В этом удивительном доме я была однажды, когда в середине марта 1989 года группа волгоградских литераторов приехала во Фролово на шестидесятилетний юбилей Евтушенко. Само торжество, хорошо продуманное и горделивое, при полном зале местного и приезжего народа проходило в районном ДК. Об отношении юбиляра к себе и его безусловной популярности у фроловчан говорило многое: вереница дарителей-поздравителей, зачитывание телеграмм со звучными подписями, казачьи танцевальные вихри с гиканьем и сабельным звоном, короткие, но смысленые рассказы о творческом пути, подаваемые Анатолием Григорьевичем как бы от некуда деться, – простите за нескромность, но ведь юбилей! Оно и в самом деле так.
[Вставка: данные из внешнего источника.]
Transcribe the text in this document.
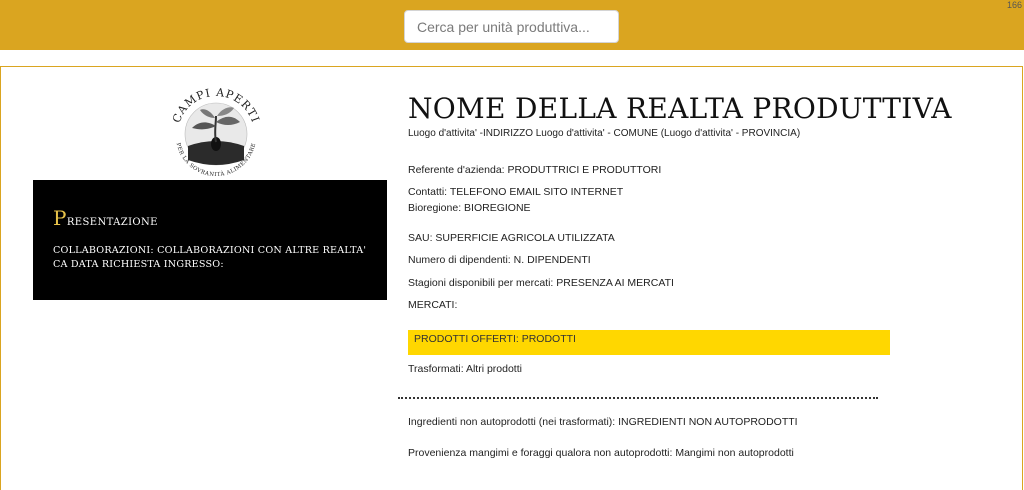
Cerca per unità produttiva...
166
CAMPI APERTI
PER LA SOVRANITÀ ALIMENTARE
PRESENTAZIONE
COLLABORAZIONI: COLLABORAZIONI CON ALTRE REALTA' CA DATA RICHIESTA INGRESSO:
NOME DELLA REALTA PRODUTTIVA
Luogo d'attivita' -INDIRIZZO Luogo d'attivita' - COMUNE (Luogo d'attivita' - PROVINCIA)
Referente d'azienda: PRODUTTRICI E PRODUTTORI
Contatti: TELEFONO EMAIL SITO INTERNET
Bioregione: BIOREGIONE
SAU: SUPERFICIE AGRICOLA UTILIZZATA
Numero di dipendenti: N. DIPENDENTI
Stagioni disponibili per mercati: PRESENZA AI MERCATI
MERCATI:
PRODOTTI OFFERTI: PRODOTTI
Trasformati: Altri prodotti
Ingredienti non autoprodotti (nei trasformati): INGREDIENTI NON AUTOPRODOTTI
Provenienza mangimi e foraggi qualora non autoprodotti: Mangimi non autoprodotti
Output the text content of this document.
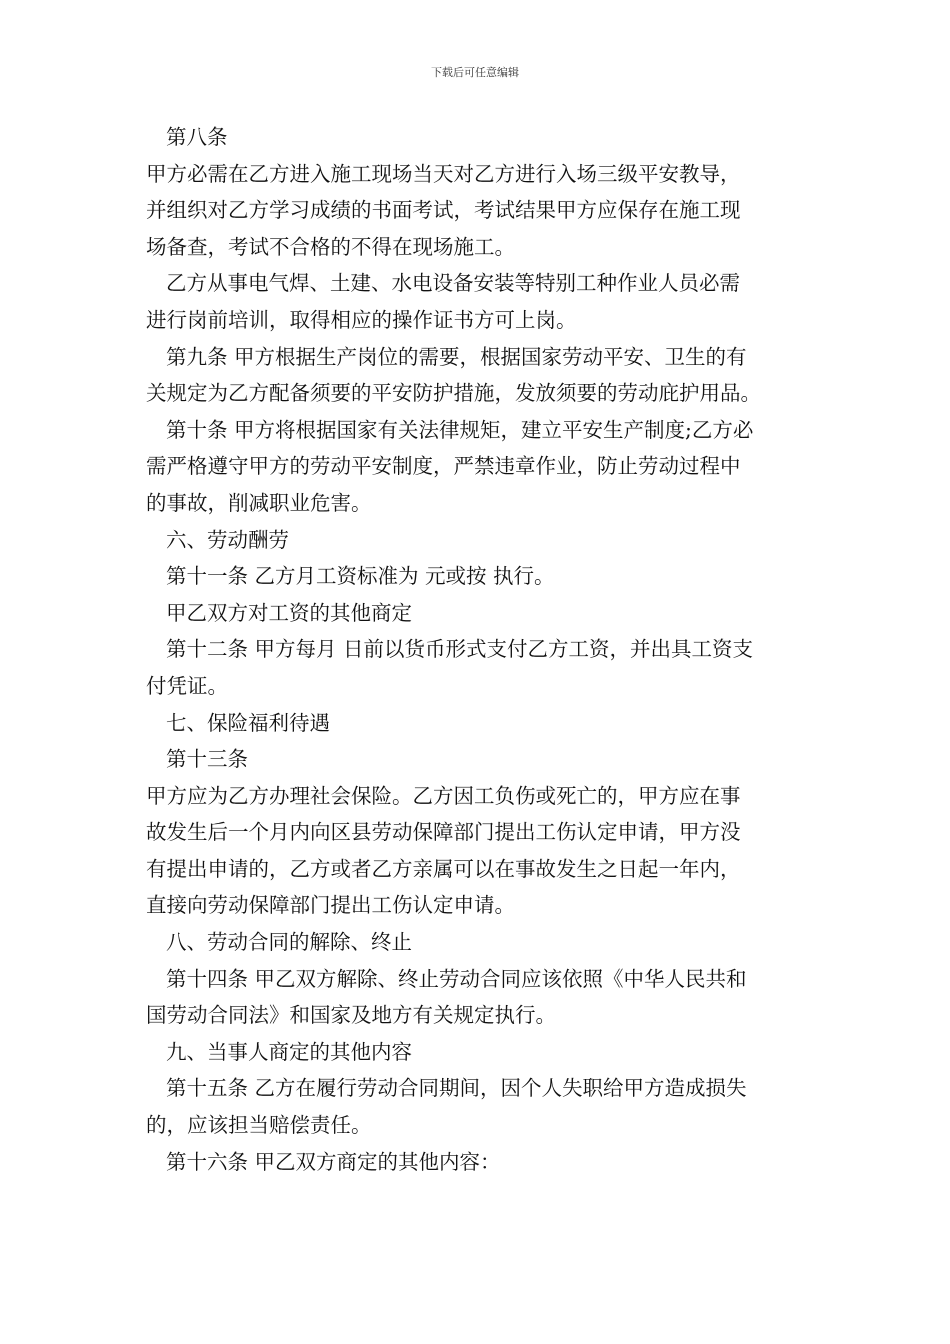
下载后可任意编辑
第八条
甲方必需在乙方进入施工现场当天对乙方进行入场三级平安教导，
并组织对乙方学习成绩的书面考试，考试结果甲方应保存在施工现
场备查，考试不合格的不得在现场施工。
乙方从事电气焊、土建、水电设备安装等特别工种作业人员必需
进行岗前培训，取得相应的操作证书方可上岗。
第九条 甲方根据生产岗位的需要，根据国家劳动平安、卫生的有
关规定为乙方配备须要的平安防护措施，发放须要的劳动庇护用品。
第十条 甲方将根据国家有关法律规矩，建立平安生产制度;乙方必
需严格遵守甲方的劳动平安制度，严禁违章作业，防止劳动过程中
的事故，削减职业危害。
六、劳动酬劳
第十一条 乙方月工资标准为 元或按 执行。
甲乙双方对工资的其他商定
第十二条 甲方每月 日前以货币形式支付乙方工资，并出具工资支
付凭证。
七、保险福利待遇
第十三条
甲方应为乙方办理社会保险。乙方因工负伤或死亡的，甲方应在事
故发生后一个月内向区县劳动保障部门提出工伤认定申请，甲方没
有提出申请的，乙方或者乙方亲属可以在事故发生之日起一年内，
直接向劳动保障部门提出工伤认定申请。
八、劳动合同的解除、终止
第十四条 甲乙双方解除、终止劳动合同应该依照《中华人民共和
国劳动合同法》和国家及地方有关规定执行。
九、当事人商定的其他内容
第十五条 乙方在履行劳动合同期间，因个人失职给甲方造成损失
的，应该担当赔偿责任。
第十六条 甲乙双方商定的其他内容：
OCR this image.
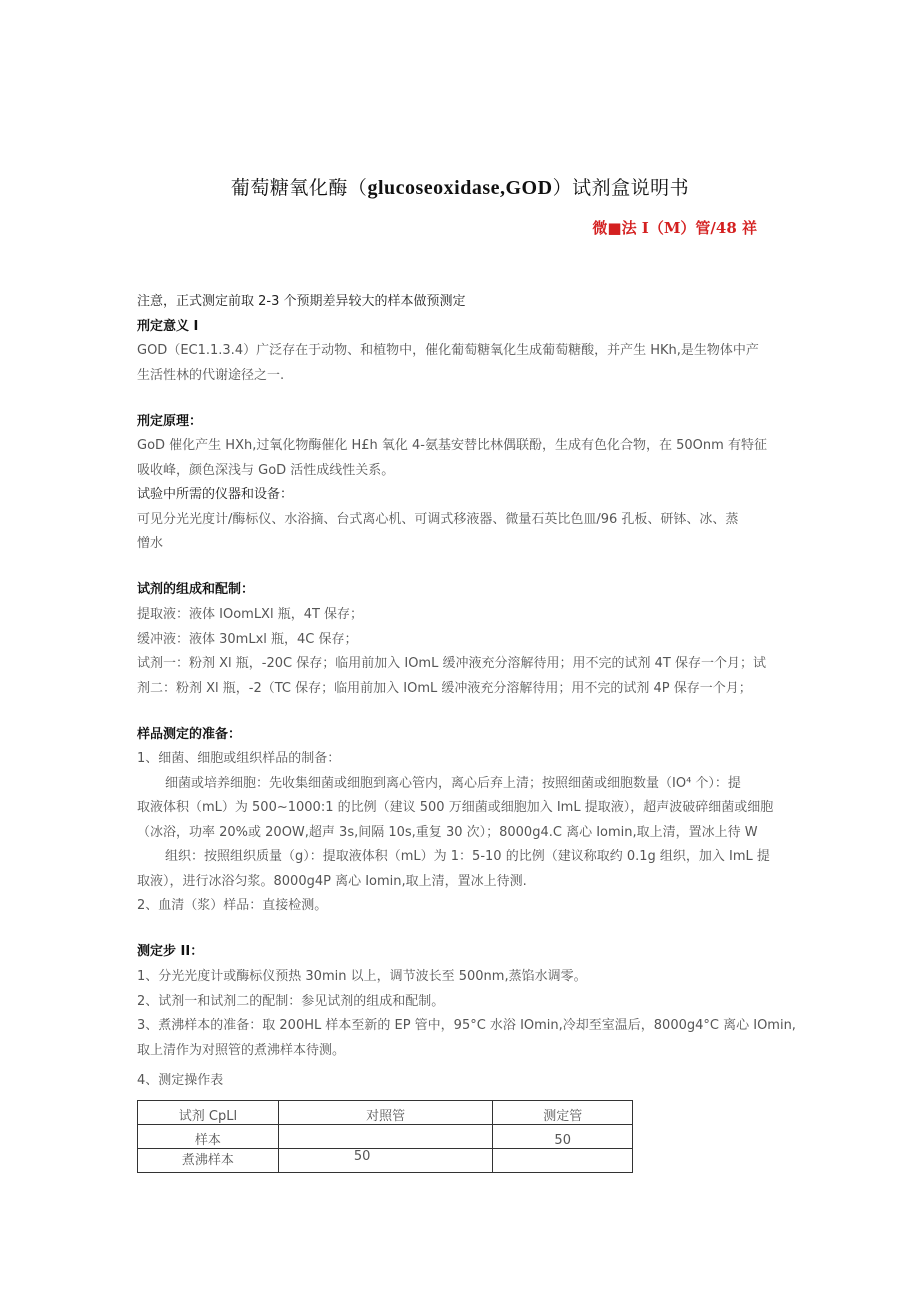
葡萄糖氧化酶（glucoseoxidase,GOD）试剂盒说明书
微■法 I（M）管/48 祥
注意，正式测定前取 2-3 个预期差异较大的样本做预测定
刑定意义 I
GOD（EC1.1.3.4）广泛存在于动物、和植物中，催化葡萄糖氧化生成葡萄糖酸，并产生 HKh,是生物体中产
生活性林的代谢途径之一.
刑定原理：
GoD 催化产生 HXh,过氧化物酶催化 H£h 氧化 4-氨基安替比林偶联酚，生成有色化合物，在 50Onm 有特征
吸收峰，颜色深浅与 GoD 活性成线性关系。
试验中所需的仪器和设备：
可见分光光度计/酶标仪、水浴摘、台式离心机、可调式移液器、微量石英比色皿/96 孔板、研钵、冰、蒸
憎水
试剂的组成和配制：
提取液：液体 IOomLXl 瓶，4T 保存；
缓冲液：液体 30mLxl 瓶，4C 保存；
试剂一：粉剂 Xl 瓶，-20C 保存；临用前加入 IOmL 缓冲液充分溶解待用；用不完的试剂 4T 保存一个月；试
剂二：粉剂 Xl 瓶，-2（TC 保存；临用前加入 IOmL 缓冲液充分溶解待用；用不完的试剂 4P 保存一个月；
样品测定的准备：
1、细菌、细胞或组织样品的制备：
细菌或培养细胞：先收集细菌或细胞到离心管内，离心后弃上清；按照细菌或细胞数量（IO⁴ 个）：提
取液体积（mL）为 500~1000:1 的比例（建议 500 万细菌或细胞加入 ImL 提取液），超声波破碎细菌或细胞
（冰浴，功率 20%或 20OW,超声 3s,间隔 10s,重复 30 次）；8000g4.C 离心 Iomin,取上清，置冰上待 W
组织：按照组织质量（g）：提取液体积（mL）为 1：5-10 的比例（建议称取约 0.1g 组织，加入 ImL 提
取液），进行冰浴匀浆。8000g4P 离心 Iomin,取上清，置冰上待测.
2、血清（浆）样品：直接检测。
测定步 II：
1、分光光度计或酶标仪预热 30min 以上，调节波长至 500nm,蒸馅水调零。
2、试剂一和试剂二的配制：参见试剂的组成和配制。
3、煮沸样本的准备：取 200HL 样本至新的 EP 管中，95°C 水浴 IOmin,冷却至室温后，8000g4°C 离心 IOmin,
取上清作为对照管的煮沸样本待测。
4、测定操作表
试剂 CpLl	对照管	测定管
样本		50
煮沸样本	50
Сидя в зале, мы любовались виновником торжества – крупным, улыбчивым, уверенным в себе человеком, который и с Евгением Халдеем дружил, и с Константином Симоновым встречался накоротке, и с Ильей Эренбургом был знаком, корректировал свою трудовую биографию согласно советам знаменитого авиаконструктора Туполева, композитора Пономаренко называл Гришей, а громкого своего однофамильца – просто Женей. Славных имен называлось много, и я диву давалась неожиданной обширности житейского и творческого поля, в пространствах которого так легко обретался наш скромный, казалось бы, друг и литератор. Пишу об этом без иронии, потому что так оно и было, лишь я мало знала о судьбе юбиляра в те годы. Считалось, что районный журналист Евтушенко трансформировался естественным образом в сочинителя приключенческих книг, пописывал стишки, занимался драматургией. Накопив солидный багаж книжных, журнальных, газетных публикаций, удостоился в 1984 году членства Союза писателей СССР. К этому времени было ему уже 55 лет. По мнению одних – поздновато (при таких-то связях и знакомствах), по мнению других – судьба знает кому, когда, за что и сколько.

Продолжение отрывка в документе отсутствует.